Building blocks are already in place in certain parts of the organization. Most notably, the major league coaching staff stacks up favorably against any in the sport. Even if the only only meaningful change enacted by AJ Hinch’s staff was the tools used for self evaluation and development, it would’ve been a tremendous leap forward. Not only have the Tigers’ major league staff advanced to proficiency with the bleeding edge of baseball technology, but they’ve encouraged (and sometimes enforced) a trickledown of the progressive mindset throughout the organization and quite likely had influence in the overhaul in the organization’s player development staff over the past year.

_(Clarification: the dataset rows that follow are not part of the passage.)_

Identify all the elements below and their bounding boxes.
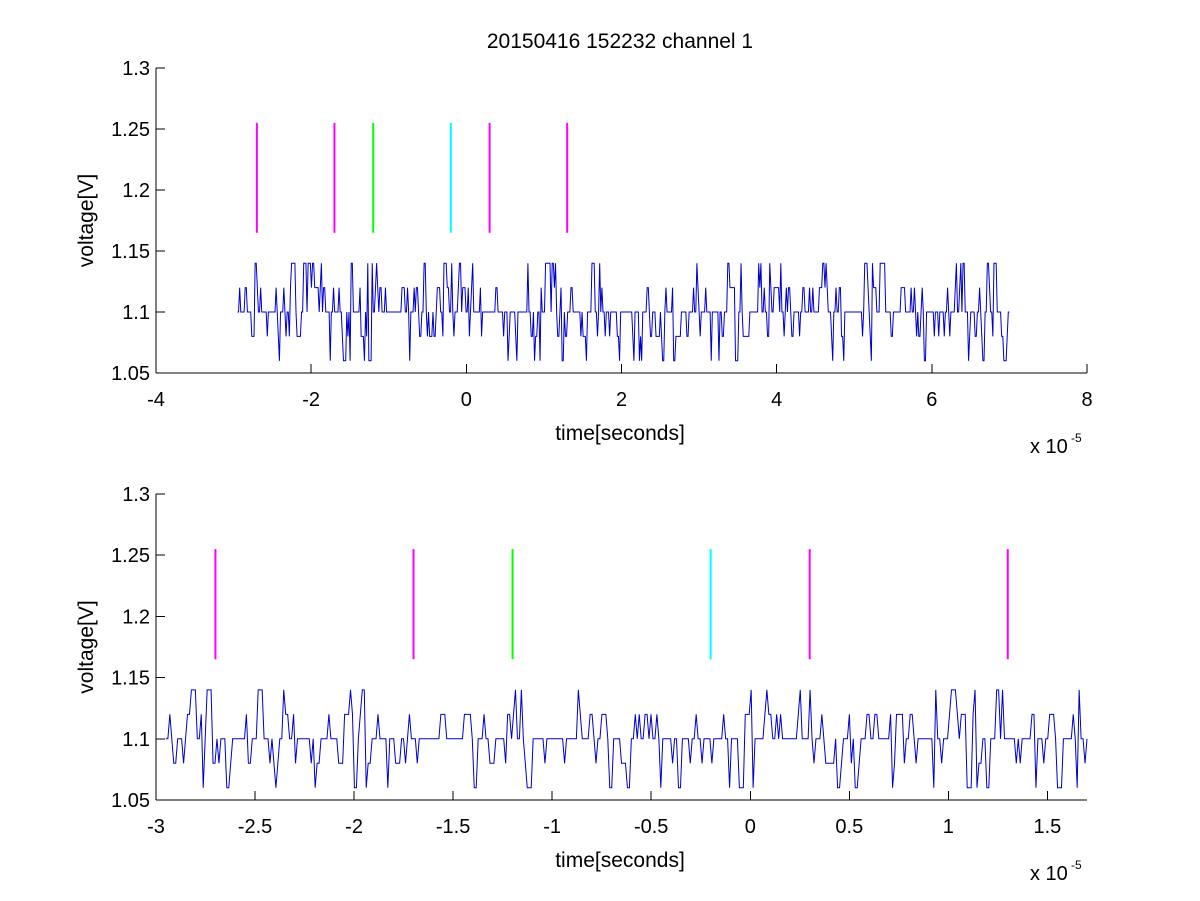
- x-tick-label: -1: [543, 816, 561, 838]
- x-tick-label: -2: [345, 816, 363, 838]
- y-tick-label: 1.05: [111, 363, 150, 385]
- plot-panel-bottom: -3 -2.5 -2 -1.5 -1 -0.5 0 0.5 1 1.5 1.05 1.1 1.15 1.2…: [75, 484, 1088, 885]
- x-tick-label: 0.5: [835, 816, 863, 838]
- x-scale-exponent: -5: [1071, 431, 1082, 445]
- voltage-trace: [165, 689, 1088, 789]
- x-tick-label: 6: [926, 389, 937, 411]
- y-tick-label: 1.05: [111, 790, 150, 812]
- x-scale-exponent: -5: [1071, 858, 1082, 872]
- chart-title: 20150416 152232 channel 1: [487, 30, 753, 53]
- x-tick-label: -2: [302, 389, 320, 411]
- x-tick-label: 4: [771, 389, 782, 411]
- x-tick-label: -3: [147, 816, 165, 838]
- x-tick-label: -4: [147, 389, 165, 411]
- x-tick-label: -2.5: [238, 816, 272, 838]
- x-tick-label: 0: [745, 816, 756, 838]
- y-tick-label: 1.2: [122, 180, 150, 202]
- x-scale-multiplier: x 10: [1030, 436, 1068, 458]
- y-axis-label: voltage[V]: [75, 174, 98, 267]
- y-tick-label: 1.2: [122, 606, 150, 628]
- y-tick-label: 1.3: [122, 484, 150, 506]
- x-tick-label: 2: [616, 389, 627, 411]
- x-scale-multiplier: x 10: [1030, 863, 1068, 885]
- y-tick-label: 1.3: [122, 58, 150, 80]
- y-axis-label: voltage[V]: [75, 600, 98, 693]
- x-tick-label: -0.5: [634, 816, 668, 838]
- y-tick-label: 1.25: [111, 119, 150, 141]
- y-tick-label: 1.1: [122, 302, 150, 324]
- x-tick-label: 1.5: [1033, 816, 1061, 838]
- y-tick-label: 1.25: [111, 545, 150, 567]
- voltage-trace: [237, 262, 1010, 362]
- x-tick-label: -1.5: [436, 816, 470, 838]
- plot-panel-top: -4 -2 0 2 4 6 8 1.05 1.1 1.15 1.2 1.25 1.3 time[secon…: [75, 58, 1093, 458]
- x-axis-label: time[seconds]: [555, 849, 685, 872]
- x-tick-label: 1: [943, 816, 954, 838]
- x-tick-label: 8: [1081, 389, 1092, 411]
- y-tick-label: 1.15: [111, 668, 150, 690]
- x-tick-label: 0: [461, 389, 472, 411]
- y-tick-label: 1.15: [111, 241, 150, 263]
- x-axis-label: time[seconds]: [555, 422, 685, 445]
- y-tick-label: 1.1: [122, 729, 150, 751]
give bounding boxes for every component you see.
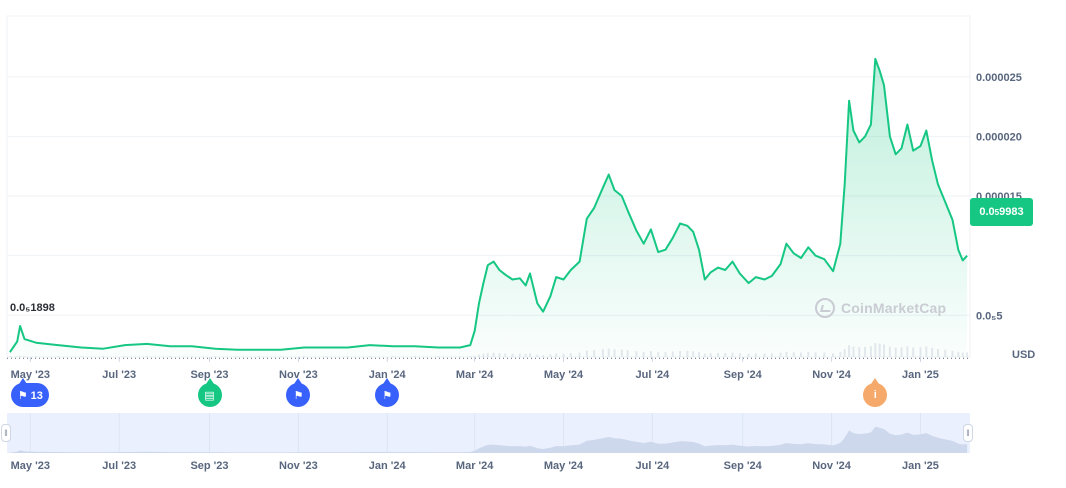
navigator-tick-label: Jul '23 (102, 460, 136, 472)
x-axis-labels: May '23 Jul '23 Sep '23 Nov '23 Jan '24 Mar '… (11, 357, 939, 381)
currency-unit-label: USD (1012, 349, 1036, 361)
flag-icon: ⚑ (382, 389, 393, 402)
y-tick-label: 0.000020 (976, 131, 1022, 143)
navigator-area (9, 426, 968, 453)
event-marker-1[interactable]: ▤ (197, 378, 222, 407)
navigator-left-handle[interactable]: ‖ (1, 424, 11, 442)
navigator-tick-label: Nov '24 (812, 460, 852, 472)
current-price-tag: 0.0 5 9983 (970, 198, 1033, 226)
current-price-sub: 5 (994, 207, 1000, 217)
event-marker-0[interactable]: ⚑ 13 (11, 378, 50, 407)
y-tick-label: 0.000025 (976, 72, 1022, 84)
x-tick-label: Sep '23 (190, 369, 228, 381)
navigator-tick-label: Nov '23 (279, 460, 318, 472)
event-marker-3[interactable]: ⚑ (375, 378, 400, 407)
navigator-tick-label: Sep '23 (190, 460, 228, 472)
x-tick-label: Sep '24 (724, 369, 763, 381)
navigator-tick-label: Jul '24 (635, 460, 670, 472)
x-tick-label: Nov '23 (279, 369, 318, 381)
navigator-tick-label: May '24 (544, 460, 584, 472)
navigator-tick-label: Jan '24 (369, 460, 407, 472)
price-area (9, 58, 968, 358)
info-icon: i (873, 389, 877, 401)
current-price-digits: 9983 (999, 206, 1024, 218)
coinmarketcap-logo-icon (815, 298, 835, 318)
event-marker-4[interactable]: i (863, 378, 888, 407)
document-icon: ▤ (204, 389, 215, 402)
y-tick-label: 0.0₅5 (976, 310, 1002, 322)
x-tick-label: Jan '25 (902, 369, 939, 381)
watermark: CoinMarketCap (815, 298, 946, 318)
navigator-tick-label: May '23 (11, 460, 50, 472)
navigator-tick-label: Mar '24 (456, 460, 494, 472)
x-tick-label: Mar '24 (456, 369, 494, 381)
x-tick-label: May '23 (11, 369, 50, 381)
navigator-right-handle[interactable]: ‖ (963, 424, 973, 442)
event-marker-2[interactable]: ⚑ (286, 378, 311, 407)
x-tick-label: May '24 (544, 369, 584, 381)
navigator-axis-labels: May '23 Jul '23 Sep '23 Nov '23 Jan '24 Mar '… (11, 460, 939, 472)
baseline-price-label: 0.0₅1898 (10, 302, 55, 314)
x-tick-label: Jan '24 (369, 369, 407, 381)
watermark-text: CoinMarketCap (841, 300, 947, 316)
x-tick-label: Nov '24 (812, 369, 852, 381)
flag-icon: ⚑ 13 (17, 389, 43, 402)
price-line[interactable] (9, 57, 968, 353)
x-tick-label: Jul '23 (102, 369, 136, 381)
current-price-prefix: 0.0 (979, 206, 995, 218)
x-tick-label: Jul '24 (635, 369, 670, 381)
navigator-tick-label: Jan '25 (902, 460, 939, 472)
flag-icon: ⚑ (293, 389, 304, 402)
navigator-tick-label: Sep '24 (724, 460, 763, 472)
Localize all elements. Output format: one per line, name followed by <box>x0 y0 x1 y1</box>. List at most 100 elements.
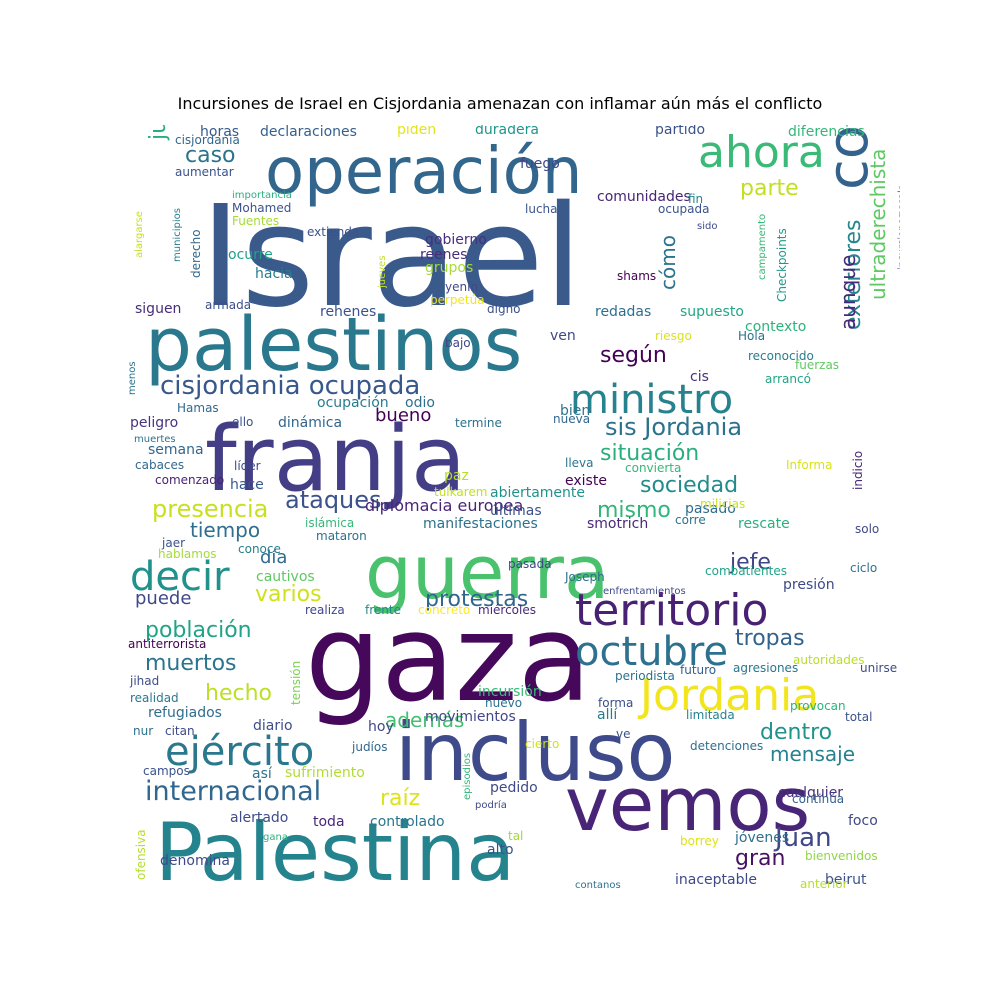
word-cloud-word: pasado <box>685 501 736 517</box>
word-cloud-word: Hola <box>738 329 765 343</box>
word-cloud-word: franja <box>205 407 466 512</box>
word-cloud-word: importancia <box>232 190 292 201</box>
word-cloud-word: frente <box>365 603 401 617</box>
word-cloud-word: palestinos <box>145 302 522 388</box>
word-cloud-word: grupos <box>425 260 473 276</box>
word-cloud-word: mataron <box>316 529 367 543</box>
word-cloud-word: bueno <box>375 405 431 426</box>
word-cloud-word: pasada <box>508 557 552 571</box>
word-cloud-word: toda <box>313 814 345 830</box>
word-cloud-word: partido <box>655 125 705 138</box>
word-cloud-word: jóvenes <box>734 830 789 846</box>
word-cloud-word: ministro <box>570 377 733 423</box>
word-cloud-word: nueva <box>553 412 590 426</box>
word-cloud-word: futuro <box>680 663 716 677</box>
word-cloud-word: continúa <box>792 792 844 806</box>
word-cloud-word: ello <box>232 415 253 429</box>
word-cloud-word: limitada <box>686 708 735 722</box>
word-cloud-word: Palestina <box>155 806 515 899</box>
chart-title: Incursiones de Israel en Cisjordania ame… <box>177 94 823 113</box>
word-cloud-word: yenín <box>445 280 478 294</box>
word-cloud-word: además <box>385 708 464 732</box>
word-cloud-word: Hamas <box>177 401 219 415</box>
word-cloud-word: paz <box>444 468 469 484</box>
word-cloud-word: lucha <box>525 202 558 216</box>
word-cloud-word: armada <box>205 298 251 312</box>
word-cloud-word: cisjordania <box>175 133 240 147</box>
word-cloud-word: ahora <box>698 127 825 178</box>
word-cloud-word: Checkpoints <box>775 228 789 302</box>
word-cloud-word: sociedad <box>640 473 738 498</box>
word-cloud-word: gaza <box>305 590 591 729</box>
word-cloud-word: alertado <box>230 810 288 826</box>
word-cloud-word: tal <box>508 829 523 843</box>
word-cloud-word: justamente <box>146 125 171 141</box>
word-cloud-word: manifestaciones <box>423 516 538 532</box>
word-cloud-word: corre <box>675 513 706 527</box>
word-cloud-word: nuevo <box>485 696 522 710</box>
word-cloud-word: raíz <box>380 786 420 811</box>
word-cloud-word: fuego <box>520 156 560 172</box>
word-cloud-word: abiertamente <box>490 485 585 501</box>
word-cloud-word: incursiones <box>897 213 900 270</box>
word-cloud-word: anterior <box>800 877 848 891</box>
word-cloud-word: podría <box>475 799 507 811</box>
word-cloud-word: Israel <box>200 176 583 339</box>
word-cloud-word: tropas <box>735 626 805 651</box>
word-cloud-word: movimientos <box>425 709 516 725</box>
word-cloud-word: muertos <box>145 651 237 676</box>
word-cloud-word: incursión <box>478 684 542 700</box>
word-cloud-word: según <box>600 343 667 368</box>
word-cloud-word: jihad <box>129 674 159 688</box>
word-cloud-word: cis <box>690 369 709 385</box>
word-cloud-word: muertes <box>134 434 176 445</box>
word-cloud-word: piden <box>397 125 436 138</box>
word-cloud-word: duradera <box>475 125 539 138</box>
word-cloud-word: termine <box>455 416 502 430</box>
word-cloud-word: comenzado <box>155 473 224 487</box>
word-cloud-word: ciclo <box>850 561 877 575</box>
word-cloud-word: protestas <box>425 587 528 612</box>
word-cloud-word: decir <box>130 554 230 600</box>
word-cloud-word: colonos <box>816 125 881 190</box>
word-cloud-word: ultraderechista <box>866 149 890 300</box>
word-cloud-word: escala <box>897 184 900 216</box>
word-cloud-word: guerra <box>365 530 609 616</box>
word-cloud-word: Juan <box>773 823 832 853</box>
word-cloud-word: solo <box>855 522 879 536</box>
word-cloud-word: exteriores <box>841 219 866 330</box>
word-cloud-word: mensaje <box>770 742 855 766</box>
word-cloud-word: sido <box>697 221 717 232</box>
word-cloud-word: perpetúa <box>430 293 485 307</box>
word-cloud-word: gana <box>263 832 288 843</box>
word-cloud-word: foco <box>848 813 878 829</box>
word-cloud-word: líder <box>234 459 261 473</box>
word-cloud-word: ejército <box>165 729 314 775</box>
word-cloud-word: jaer <box>161 536 185 550</box>
word-cloud-word: Joseph <box>564 570 605 584</box>
word-cloud-word: antiterrorista <box>128 637 206 651</box>
word-cloud-word: aunque <box>836 255 860 330</box>
word-cloud-word: concreto <box>418 603 470 617</box>
word-cloud-word: parte <box>740 176 799 201</box>
word-cloud-word: milicias <box>700 497 745 511</box>
word-cloud-word: unirse <box>860 661 897 675</box>
word-cloud-word: población <box>145 618 252 643</box>
word-cloud-word: provocan <box>790 699 846 713</box>
word-cloud-word: varios <box>255 582 322 607</box>
word-cloud-word: alto <box>487 842 514 858</box>
word-cloud-word: reenes <box>420 247 467 263</box>
word-cloud-word: ocupación <box>317 395 389 411</box>
word-cloud-word: total <box>845 710 872 724</box>
word-cloud-word: arrancó <box>765 372 811 386</box>
word-cloud-word: Informa <box>786 458 832 472</box>
word-cloud-word: extienda <box>307 225 359 239</box>
word-cloud-word: cautivos <box>256 569 315 585</box>
word-cloud-word: así <box>252 766 273 782</box>
word-cloud-word: contexto <box>745 319 806 335</box>
word-cloud-word: episodios <box>462 753 473 800</box>
word-cloud-word: judíos <box>351 740 387 754</box>
word-cloud-word: semana <box>148 442 204 458</box>
word-cloud-word: jefe <box>729 550 771 575</box>
word-cloud-word: municipios <box>172 208 183 262</box>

It’s just as important to build the team in a way that accounts for the expected failure rate of prospects. That may take a little longer for no reason except that it’s a lot more expensive than buying the newest, fanciest toys. Owner Chris Ilitch has promised for years that he’d open his wallet when the time was right, and we’re starting to find out whether he meant it. The contracts Detroit gave to Rodriguez and Báez is a good start, but it was only that: a start. The Tigers also need to be willing to elbow their way into the high rollers’ section of free agency and the trade market more often to build a championship roster. It takes cash and a deep pool of prospects to do both well.
The Tigers are going down a good road at last, but they’re headed towards a crossroads in the near future. Bringing a team from the bottom of the league to the middle is not that hard. All the incentives in the drafts, the waiver wire, and revenue sharing offer a lot of help. The really difficult part is taking an average team, and building a sustained, legitimate contender. Will they create an environment that allows the prospects to become who they will become without necessitating elite MLB performance? Can they maximize the value of their farm system and convert it into major league talent? Will they do what it takes, not just to win today, but to sustain a consistent winning franchise for years to come?
It’s natural to want the Tigers to go big, and to go big now, particularly after the last seven years, but if they make the wrong moves and cash in their prospect chips too aggressively, they may find themselves in a short window of contention again unless everything works out perfectly, which it never does.